Больше рецензий

mamamalutki

Эксперт

по веселеньким пересказам

19 июня 2020 г. 19:59

378

4.5

Ох уж этот Филимонов. Наивный светлый человек. Что ты делаешь, прекрати. Ну неужели ты не знаешь, что нельзя нынче об этом писать, что засмеют, освистают. Ну нельзя, чтобы и репрессии, и лагеря, и расстрелы, и война, и нищета, и КГБ. Никак нельзя, Андрюш. Будут морщить носик, говорить: "Что, опять?". Презрительно хмыкать. Закатывать глаза. Опять, мол, эта ваша травма, задолбали, писать что ли больше не о чем?Не поймут, Андрюш. Не нужен никому этот наш с тобой кровавый двадцатый век. А я прониклась, я очень прониклась этой историей, она вроде и семейная и волшебно-мистическая одновременно. И автор здесь - он жалкий такой, несуразный. Ну вот вроде взялся описывать историю жизни своей бабули, но исхитрился сделать это так, что она заканчивается, не начавшись. Вот ждем мы, ждем. Здесь она отшивает летчика-француза (он по происхождению рыбак, не хватало еще, чтобы руки рыбой пахли всю жизнь), здесь расчетливо полагает, что поэт Миша - не самый лучший жених с практической стороны (у него к шинельке пришита шелковая подкладка, значит - эгоист), здесь выходит замуж за деда, наконец.

Дима, который пишет теплые письма и строит воздушные замки.
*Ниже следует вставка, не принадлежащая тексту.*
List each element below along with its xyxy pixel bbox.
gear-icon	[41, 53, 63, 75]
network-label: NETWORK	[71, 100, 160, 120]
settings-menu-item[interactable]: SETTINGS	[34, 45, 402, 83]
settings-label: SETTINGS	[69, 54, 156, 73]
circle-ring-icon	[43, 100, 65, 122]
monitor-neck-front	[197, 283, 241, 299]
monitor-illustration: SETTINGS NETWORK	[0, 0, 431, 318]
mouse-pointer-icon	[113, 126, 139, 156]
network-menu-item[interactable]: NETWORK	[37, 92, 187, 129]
Но когда будет надо, он встанет на ноги. У них будет двое детей, мальчик и девочка. А жить они будут где угодно, кроме Иванова. Она еще не представляет, где они будут жить. «В Сибири», – подсказали изнутри мухоморы. «Почему в Сибири?» – удивилась Галя. Так надо, ответили мудрые внеклассовые грибы. Да? Ну и ладно! Это звучит романтично.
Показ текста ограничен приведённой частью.